Public debt is low – an estimated 30 per cent of GDP – which leaves plenty of scope for Qatar to raise debt on the international market if it wants to continue with its capital spending drive without burdening the state finances. 

Debt markets

Tapping debt would enable the government to avoid drawing down its assets at the same accelerated rate as some Gulf neighbours.

Lower hydrocarbons prices have contained economic performance, but the massive infrastructure buildout has been compensated by greater economic activity.

Asset prices for example have risen strongly.

Real estate prices rose by 23.2 per cent in the year to June 2015, driven by rising population numbers. The population grew more than 10 per cent in year-on-year terms to 2.12 million over the same period.

NBK says output gains from the non-hydrocarbon sector are broad-based, with construction, financial and government services, and trade and hospitality leading the way with growth of above 10 per cent year-on-year.

But the declining crude oil production – averaging just 664,000 b/d in June – allied to lower prices is is exerting a detrimental impact on economic performance.

Crude oil output is falling due to maturing oilfields, and is on course to decline by 7.3 per cent in 2015 says QNB, which would force the hydrocarbons sector to shrink by half a percentage point this year.

Weaker oil sector growth translates into lower government deposits into the banking system.
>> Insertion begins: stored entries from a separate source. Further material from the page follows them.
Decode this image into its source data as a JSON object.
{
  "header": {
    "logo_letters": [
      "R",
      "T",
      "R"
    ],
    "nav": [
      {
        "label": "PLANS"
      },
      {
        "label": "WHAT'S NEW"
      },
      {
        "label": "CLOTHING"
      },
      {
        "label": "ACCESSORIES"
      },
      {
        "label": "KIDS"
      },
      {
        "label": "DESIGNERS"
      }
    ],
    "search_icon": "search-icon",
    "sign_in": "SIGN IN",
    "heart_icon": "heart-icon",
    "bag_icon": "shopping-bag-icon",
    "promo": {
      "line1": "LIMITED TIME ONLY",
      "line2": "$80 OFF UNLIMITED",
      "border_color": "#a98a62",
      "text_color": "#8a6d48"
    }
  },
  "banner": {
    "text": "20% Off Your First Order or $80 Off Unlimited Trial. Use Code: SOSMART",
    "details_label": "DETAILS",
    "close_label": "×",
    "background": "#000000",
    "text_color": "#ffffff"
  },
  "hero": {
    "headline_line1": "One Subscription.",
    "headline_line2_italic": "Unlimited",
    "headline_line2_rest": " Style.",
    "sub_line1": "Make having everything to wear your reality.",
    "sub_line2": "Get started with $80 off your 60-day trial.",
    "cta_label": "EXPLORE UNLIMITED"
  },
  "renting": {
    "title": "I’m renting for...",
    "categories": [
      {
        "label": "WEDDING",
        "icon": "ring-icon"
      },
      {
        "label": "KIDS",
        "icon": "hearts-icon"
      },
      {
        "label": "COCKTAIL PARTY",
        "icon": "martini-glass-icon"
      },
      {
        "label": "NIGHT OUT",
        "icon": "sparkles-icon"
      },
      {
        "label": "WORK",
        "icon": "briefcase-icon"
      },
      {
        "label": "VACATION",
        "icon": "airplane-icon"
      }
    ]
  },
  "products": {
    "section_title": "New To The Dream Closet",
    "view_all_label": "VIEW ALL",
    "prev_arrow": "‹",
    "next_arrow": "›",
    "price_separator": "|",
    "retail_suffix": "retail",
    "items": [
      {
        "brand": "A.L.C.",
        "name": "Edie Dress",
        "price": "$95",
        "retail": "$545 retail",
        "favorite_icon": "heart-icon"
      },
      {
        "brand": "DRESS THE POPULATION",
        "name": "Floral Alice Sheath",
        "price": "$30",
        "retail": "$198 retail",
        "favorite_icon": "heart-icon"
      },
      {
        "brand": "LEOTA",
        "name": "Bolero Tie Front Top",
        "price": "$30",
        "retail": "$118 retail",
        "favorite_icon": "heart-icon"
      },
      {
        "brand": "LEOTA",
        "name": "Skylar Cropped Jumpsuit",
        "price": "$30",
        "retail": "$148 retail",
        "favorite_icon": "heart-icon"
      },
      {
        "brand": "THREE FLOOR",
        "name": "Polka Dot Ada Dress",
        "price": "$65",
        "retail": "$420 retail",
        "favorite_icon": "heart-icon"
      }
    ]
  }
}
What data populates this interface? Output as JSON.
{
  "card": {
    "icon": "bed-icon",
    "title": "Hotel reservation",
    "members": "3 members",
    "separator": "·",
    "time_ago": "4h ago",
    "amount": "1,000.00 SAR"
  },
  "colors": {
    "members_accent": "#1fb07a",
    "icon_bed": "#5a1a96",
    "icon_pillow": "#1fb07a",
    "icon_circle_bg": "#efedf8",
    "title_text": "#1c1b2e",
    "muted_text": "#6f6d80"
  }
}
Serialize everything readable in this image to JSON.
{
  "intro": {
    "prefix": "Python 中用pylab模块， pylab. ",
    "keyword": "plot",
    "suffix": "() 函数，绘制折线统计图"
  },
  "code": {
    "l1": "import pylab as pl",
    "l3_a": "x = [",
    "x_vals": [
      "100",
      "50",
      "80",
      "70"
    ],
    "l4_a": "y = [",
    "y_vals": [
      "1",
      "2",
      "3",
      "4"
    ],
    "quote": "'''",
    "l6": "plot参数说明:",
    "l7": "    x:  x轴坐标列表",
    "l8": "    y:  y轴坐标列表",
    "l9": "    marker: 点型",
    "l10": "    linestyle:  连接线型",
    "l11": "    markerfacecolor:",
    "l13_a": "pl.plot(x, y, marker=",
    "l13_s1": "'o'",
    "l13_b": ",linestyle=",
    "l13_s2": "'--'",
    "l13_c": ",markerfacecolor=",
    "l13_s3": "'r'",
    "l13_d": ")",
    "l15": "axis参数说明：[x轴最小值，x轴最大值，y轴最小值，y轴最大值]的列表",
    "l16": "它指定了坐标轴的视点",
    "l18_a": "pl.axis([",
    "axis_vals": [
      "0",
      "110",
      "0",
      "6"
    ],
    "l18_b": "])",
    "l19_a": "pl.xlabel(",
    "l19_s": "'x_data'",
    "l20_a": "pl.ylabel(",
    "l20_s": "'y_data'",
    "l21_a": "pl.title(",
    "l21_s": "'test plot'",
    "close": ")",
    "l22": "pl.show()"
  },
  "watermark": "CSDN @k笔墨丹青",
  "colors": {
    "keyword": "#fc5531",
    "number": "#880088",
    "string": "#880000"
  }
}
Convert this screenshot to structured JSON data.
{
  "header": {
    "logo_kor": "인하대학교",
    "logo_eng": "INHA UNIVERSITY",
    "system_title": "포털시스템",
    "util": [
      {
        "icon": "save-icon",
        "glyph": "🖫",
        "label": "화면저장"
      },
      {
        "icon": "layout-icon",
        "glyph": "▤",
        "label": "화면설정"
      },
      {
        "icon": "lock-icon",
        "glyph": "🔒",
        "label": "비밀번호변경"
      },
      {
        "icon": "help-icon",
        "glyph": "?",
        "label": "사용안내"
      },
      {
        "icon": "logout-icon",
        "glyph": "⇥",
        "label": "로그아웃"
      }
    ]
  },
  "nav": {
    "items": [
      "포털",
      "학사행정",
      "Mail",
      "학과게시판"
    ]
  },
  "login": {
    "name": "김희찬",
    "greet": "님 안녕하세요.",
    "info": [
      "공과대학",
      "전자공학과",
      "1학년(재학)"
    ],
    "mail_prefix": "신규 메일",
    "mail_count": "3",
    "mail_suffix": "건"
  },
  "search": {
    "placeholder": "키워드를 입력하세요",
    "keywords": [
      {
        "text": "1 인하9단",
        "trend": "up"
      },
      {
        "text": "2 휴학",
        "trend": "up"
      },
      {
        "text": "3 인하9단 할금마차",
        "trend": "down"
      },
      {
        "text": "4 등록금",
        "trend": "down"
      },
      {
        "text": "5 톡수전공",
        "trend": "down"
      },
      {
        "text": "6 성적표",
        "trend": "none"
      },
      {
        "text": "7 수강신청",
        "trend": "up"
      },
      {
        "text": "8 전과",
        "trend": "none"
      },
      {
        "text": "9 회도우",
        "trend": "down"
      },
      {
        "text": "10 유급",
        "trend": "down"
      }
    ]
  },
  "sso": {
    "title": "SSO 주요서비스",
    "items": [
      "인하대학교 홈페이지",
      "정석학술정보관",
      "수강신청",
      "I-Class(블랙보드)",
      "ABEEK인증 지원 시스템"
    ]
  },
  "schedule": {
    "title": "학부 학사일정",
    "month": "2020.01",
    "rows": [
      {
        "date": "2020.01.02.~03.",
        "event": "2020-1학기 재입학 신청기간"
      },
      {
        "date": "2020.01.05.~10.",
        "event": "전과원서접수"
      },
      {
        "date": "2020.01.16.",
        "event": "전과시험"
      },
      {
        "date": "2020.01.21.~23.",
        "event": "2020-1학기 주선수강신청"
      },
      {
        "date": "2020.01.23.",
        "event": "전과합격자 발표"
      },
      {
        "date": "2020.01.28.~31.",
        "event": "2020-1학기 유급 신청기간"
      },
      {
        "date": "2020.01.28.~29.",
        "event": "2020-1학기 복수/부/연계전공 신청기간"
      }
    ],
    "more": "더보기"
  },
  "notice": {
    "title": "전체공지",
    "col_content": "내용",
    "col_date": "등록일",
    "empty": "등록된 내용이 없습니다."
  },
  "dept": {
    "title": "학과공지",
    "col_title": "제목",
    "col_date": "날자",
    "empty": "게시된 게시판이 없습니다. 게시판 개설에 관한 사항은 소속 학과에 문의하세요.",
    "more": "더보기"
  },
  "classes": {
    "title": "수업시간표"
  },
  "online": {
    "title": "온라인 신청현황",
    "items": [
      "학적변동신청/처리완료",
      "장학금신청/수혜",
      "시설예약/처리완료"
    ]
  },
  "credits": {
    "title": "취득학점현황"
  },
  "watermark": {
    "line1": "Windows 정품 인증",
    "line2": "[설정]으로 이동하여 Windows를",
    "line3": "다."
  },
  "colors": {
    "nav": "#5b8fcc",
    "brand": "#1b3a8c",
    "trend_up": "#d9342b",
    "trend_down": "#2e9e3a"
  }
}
Public sector deposits contracted by 12.7 per cent year-on-year in July 2015, notes QNB, ameliorated by higher private sector deposits which grew by 12.5 per cent.

Trade position

The trade position is also affected. The merchandise trade surplus – reflecting the country’s status as both a major exporter of crude oil and natural gas – was down to $3.9bn in July 2015, compared to $8.9bn in July 2014.

Exports fell by 41.7 per cent year-on-year, while imports rose by 13.6 per cent as domestic demand increased. 

That still leaves a respectable real GDP growth rate of 4.7 per cent this year, forecasts QNB, rising to 6.4 per cent in 2016 as the non-hydrocarbon sector remains the engine of economic growth – underpinned by buoyant investment spending.

Other analysts are less optimistic.

S&P, in a rating assessment issued in September, argues that while Qatar’s economy grew by about 6 per cent over the last three years, this is expected to slow to about 4 per cent during 2015-2018. 

Whichever scenario pans out, the explosive GDP growth rates of the mid-2000s will not be repeated.

A period of solid if unspectacular growth, accompanied by a greater focus on fiscal consolidation and better targeted spending may prove to be as favourable an outcome as Doha’s policy makers can dare hope for.